Extracts the feature weights from a trained MOFA or MEFISTO model (from the MOFA2 package).
Usage
mofa_get_weights(
object,
views = "all",
factors = "all",
abs = FALSE,
scale = "none",
as.data.frame = TRUE
)
Arguments
- object
A trained MOFA object.
- views
Character or integer vector, name or index of the views (i.e. datasets) for which the feature weights should be extracted. Default value is "all", i.e. all datasets are considered.
- factors
Character or integer vector, name or index of the factors for which the feature weights should be extracted. Default value is "all", i.e. all factors are considered.
- abs
Logical, should the absolute value of the weights be returned?

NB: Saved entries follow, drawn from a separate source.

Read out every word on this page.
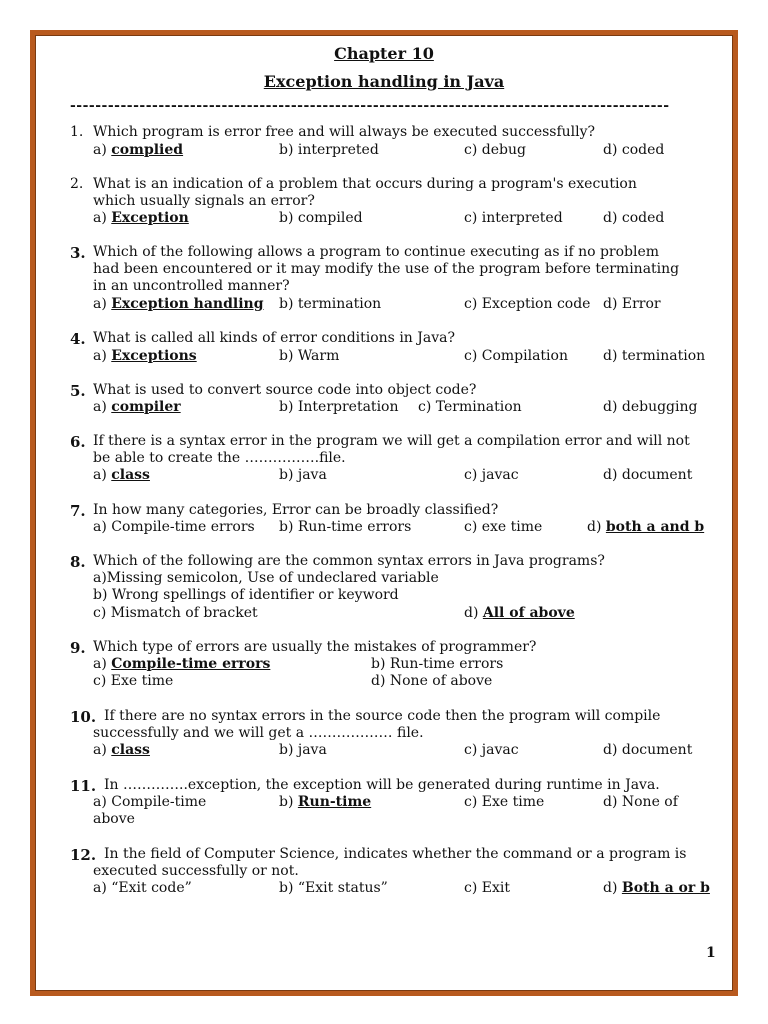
Chapter 10
Exception handling in Java
-----------------------------------------------------------------------------------------------
1. Which program is error free and will always be executed successfully?
a) complied	b) interpreted	c) debug	d) coded
2. What is an indication of a problem that occurs during a program's execution
which usually signals an error?
a) Exception	b) compiled	c) interpreted	d) coded
3. Which of the following allows a program to continue executing as if no problem
had been encountered or it may modify the use of the program before terminating
in an uncontrolled manner?
a) Exception handling b) termination	c) Exception code d) Error
4. What is called all kinds of error conditions in Java?
a) Exceptions	b) Warm	c) Compilation	d) termination
5. What is used to convert source code into object code?
a) compiler	b) Interpretation c) Termination	d) debugging
6. If there is a syntax error in the program we will get a compilation error and will not
be able to create the …………….file.
a) class	b) java	c) javac	d) document
7. In how many categories, Error can be broadly classified?
a) Compile-time errors b) Run-time errors	c) exe time	d) both a and b
8. Which of the following are the common syntax errors in Java programs?
a)Missing semicolon, Use of undeclared variable
b) Wrong spellings of identifier or keyword
c) Mismatch of bracket	d) All of above
9. Which type of errors are usually the mistakes of programmer?
a) Compile-time errors	b) Run-time errors
c) Exe time	d) None of above
10. If there are no syntax errors in the source code then the program will compile
successfully and we will get a ……………… file.
a) class	b) java	c) javac	d) document
11. In …………..exception, the exception will be generated during runtime in Java.
a) Compile-time	b) Run-time	c) Exe time	d) None of
above
12. In the field of Computer Science, indicates whether the command or a program is
executed successfully or not.
a) “Exit code”	b) “Exit status”	c) Exit	d) Both a or b
1
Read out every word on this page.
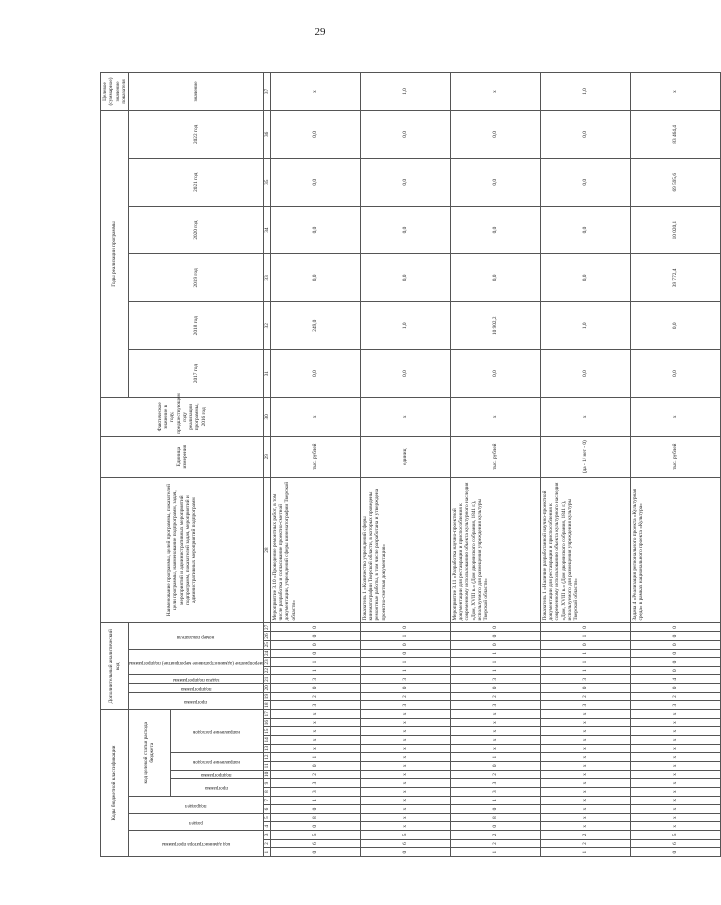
29
Коды бюджетной классификации																	Дополнительный аналитический код										Наименование программы, целей программы, показателей цели программы, наименование подпрограмм, задач, мероприятий и административных мероприятий подпрограмм, показателей задач, мероприятий и административных мероприятий подпрограмм	Единица измерения	Фактическое значение в году, предшествующем году реализации программы, 2016 год	Годы реализации программы						Целевое (суммарное) значение показателя

код администратора программы			раздел		подраздел		код целевой статьи расхода бюджета										программа		подпрограмма	задача подпрограммы	мероприятие (административное мероприятие) подпрограммы			номер показателя						2017 год	2018 год	2019 год	2020 год	2021 год	2022 год	значение

							программа		подпрограмма	направление расходов		направление расходов																								

1	2	3	4	5	6	7	8	9	10	11	12	13	14	15	16	17	18	19	20	21	22	23	24	25	26	27	28	29	30	31	32	33	34	35	36	37
0	6	5	0	8	0	1	3	3	2	0	1	x	x	x	x	x	3	2	0	3	1	1	0	0	0	0	Мероприятие 3.10 «Проведение ремонтных работ, в том числе разработка и согласование проектно-сметной документации, учреждений сферы кинематографии Тверской области»	тыс. рублей	х	0,0	249,0	0,0	0,0	0,0	0,0	х
0	6	5	x	x	x	x	x	x	x	x	x	x	x	x	x	x	3	2	0	3	1	1	0	0	1	0	Показатель 1 «Количество учреждений сферы кинематографии Тверской области, в которых проведены ремонтные работы, в том числе разработана и утверждена проектно-сметная документация»	единиц	х	0,0	1,0	0,0	0,0	0,0	0,0	1,0
1	2	2	0	8	0	1	3	3	2	0	1	x	x	x	x	x	3	2	0	3	1	1	1	0	0	0	Мероприятие 3.11 «Разработка научно-проектной документации для реставрации и приспособления к современному использованию объекта культурного наследия «Дом, XVIII в.» (Дом дворянского собрания, 1841 г.), используемого для размещения учреждения культуры Тверской области»	тыс. рублей	х	0,0	10 902,2	0,0	0,0	0,0	0,0	х
1	2	2	x	x	x	x	x	x	x	x	x	x	x	x	x	x	3	2	0	3	1	1	1	0	1	0	Показатель 1 «Наличие разработанной научно-проектной документации для реставрации и приспособления к современному использованию объекта культурного наследия «Дом, XVIII в.» (Дом дворянского собрания, 1841 г.), используемого для размещения учреждения культуры Тверской области»	(да - 1/ нет - 0)	х	0,0	1,0	0,0	0,0	0,0	0,0	1,0
0	6	5	x	x	x	x	x	x	x	x	x	x	x	x	x	x	3	2	0	4	0	0	0	0	0	0	Задача 4 «Реализация регионального проекта «Культурная среда» в рамках национального проекта «Культура»	тыс. рублей	х	0,0	0,0	39 772,4	10 020,1	69 595,6	83 464,4	х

Default value is
FALSE
.- scale
Character, the type of scaling that should be performed on the feature weights. Possible values are
'none'
,'by_view'
,'by_factor'
or'overall'
(see Details). Default value is'none'
.- as.data.frame
Logical, whether the function should return a long data-frame instead of a list of matrices. Default value is
TRUE
.
Value
By default, returns a tibble with columns view
, feature
, factor
, value
. Alternatively, if
as.data.frame = FALSE
, returns a list of matrices, one per view, with features as rows and factors as columns.
Details
Scaling options:
scale = 'none'
: no scaling performed;scale = 'by_view'
: weights are divided by the maximum absolute weight in the corresponding view/dataset;scale = 'by_factor'
: weights are divided by the maximum absolute weight in the corresponding factor;scale = 'overall'
: weights are divided by the maximum absolute weight across all views/datasets and factors considered.